Reset the statistics.

Layer Computation API

The life cycle of a layer is

  1. The user defines a Layer
  2. The user uses Layers to construct a Net. The Net will call setup_layer on each Layer to construct the corresponding LayerState.
  3. During training, the solver use a loop to call the forward and backward funcitons of the Net. The Net will then call forward and backward of each layer in a proper order.
  4. The user destroys the Net, which will call the shutdown function of each layer.
setup_layer(backend, layer, inputs, diffs)

Construct a corresponding LayerState object given a Layer object. inputs is a list of blobs, corresponding to the blobs specified by the bottoms property of the Layer object. If the Layer does not have a bottoms property, then it will be an empty list.

diffs is a list of blobs. Each blob in diffs corresponds to a blob in inputs. When computing back propagation, the back-propagated gradients for each input blob should be written into the corresponding one in diffs. Blobs in inputs and diffs are taken from blobs and blobs_diff of the LayerState objects of lower layers.

diffs is guaranteed to be a list of blobs of the same length as inputs. However, when some input blobs do not need back-propagated gradients, the corresponding blob in diffs will be a NullBlob.

This function should set up its own blobs and blobs_diffs (if any), matching the shape of its input blobs.

forward(backend, layer_state, inputs)

Do forward computing. It is guaranteed that the blobs in inputs are already computed by the lower layers. The output blobs (if any) should be written into the blobs in the blobs field of the layer state.

backward(backend, layer_state, inputs, diffs)

Do backward computing. It is guaranteed that the back-propagated gradients with respect to all the output blobs for this layer are already computed and written into the blobs in the blobs_diff field of the layer state. This function should compute the gradients with respect to its parameters (if any). It is also responsible to compute the back-propagated gradients and write them into the blobs in diffs. If a blob in diffs is a NullBlob, computation for the back-propagated gradients for that blob can be omitted.

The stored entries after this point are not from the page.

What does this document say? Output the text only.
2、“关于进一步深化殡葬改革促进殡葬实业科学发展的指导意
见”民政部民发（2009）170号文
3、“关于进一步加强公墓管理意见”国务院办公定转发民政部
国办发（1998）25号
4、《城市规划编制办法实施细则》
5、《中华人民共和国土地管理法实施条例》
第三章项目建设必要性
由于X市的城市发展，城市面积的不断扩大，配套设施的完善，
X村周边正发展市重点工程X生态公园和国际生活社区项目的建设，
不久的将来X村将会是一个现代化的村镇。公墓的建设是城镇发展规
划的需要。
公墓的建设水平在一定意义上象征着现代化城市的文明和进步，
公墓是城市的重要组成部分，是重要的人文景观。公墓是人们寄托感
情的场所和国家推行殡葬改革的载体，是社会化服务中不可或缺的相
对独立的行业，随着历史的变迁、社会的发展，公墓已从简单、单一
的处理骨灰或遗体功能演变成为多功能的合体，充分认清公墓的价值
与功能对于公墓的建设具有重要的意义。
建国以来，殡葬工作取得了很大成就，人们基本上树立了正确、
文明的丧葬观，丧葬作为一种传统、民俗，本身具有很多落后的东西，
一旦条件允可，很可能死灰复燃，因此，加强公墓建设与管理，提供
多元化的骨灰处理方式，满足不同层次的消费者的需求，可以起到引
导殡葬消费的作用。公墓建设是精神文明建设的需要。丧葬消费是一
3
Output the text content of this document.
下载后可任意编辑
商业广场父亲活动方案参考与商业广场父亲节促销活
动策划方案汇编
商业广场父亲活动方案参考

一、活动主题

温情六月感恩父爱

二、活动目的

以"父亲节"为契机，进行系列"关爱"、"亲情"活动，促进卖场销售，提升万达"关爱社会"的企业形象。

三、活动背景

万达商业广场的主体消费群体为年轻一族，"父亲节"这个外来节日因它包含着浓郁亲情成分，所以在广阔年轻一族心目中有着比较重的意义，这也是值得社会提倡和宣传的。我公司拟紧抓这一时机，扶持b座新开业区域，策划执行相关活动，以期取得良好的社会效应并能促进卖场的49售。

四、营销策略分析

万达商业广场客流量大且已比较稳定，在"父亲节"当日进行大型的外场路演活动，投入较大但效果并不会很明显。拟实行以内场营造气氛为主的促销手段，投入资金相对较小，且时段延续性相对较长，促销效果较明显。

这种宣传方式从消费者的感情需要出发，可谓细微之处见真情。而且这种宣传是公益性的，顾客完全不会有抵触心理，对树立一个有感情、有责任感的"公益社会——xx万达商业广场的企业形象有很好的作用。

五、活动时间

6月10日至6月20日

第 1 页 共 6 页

The contents in the blobs in inputs are the same as in the last call of forward, and can be used if necessary.

If a layer does not do backward propagation (e.g. a data layer), an empty backward function still has to be defined explicitly.

shutdown(backend, layer_state)

Release all the resources allocated in setup_layer.

Layer Parameters

If a layer has train-able parameters, it should define a parameters field in the LayerState object, containing a list of Parameter objects. It should also define the has_param characterization. The only computation the layer needs to do, is to compute the gradients with respect to each parameter and write them into the gradient field of each Parameter object.

Mocha will handle the updating of parameters during training automatically. Other parameter-related issues like initialization, regularization and norm constraints will also be handled automatically.

Layer Activation Function

When it makes sense for a layer to have an activation function, it can add a neuron property to the Layer object and define the has_neuron characterization. Everything else will be handled automatically.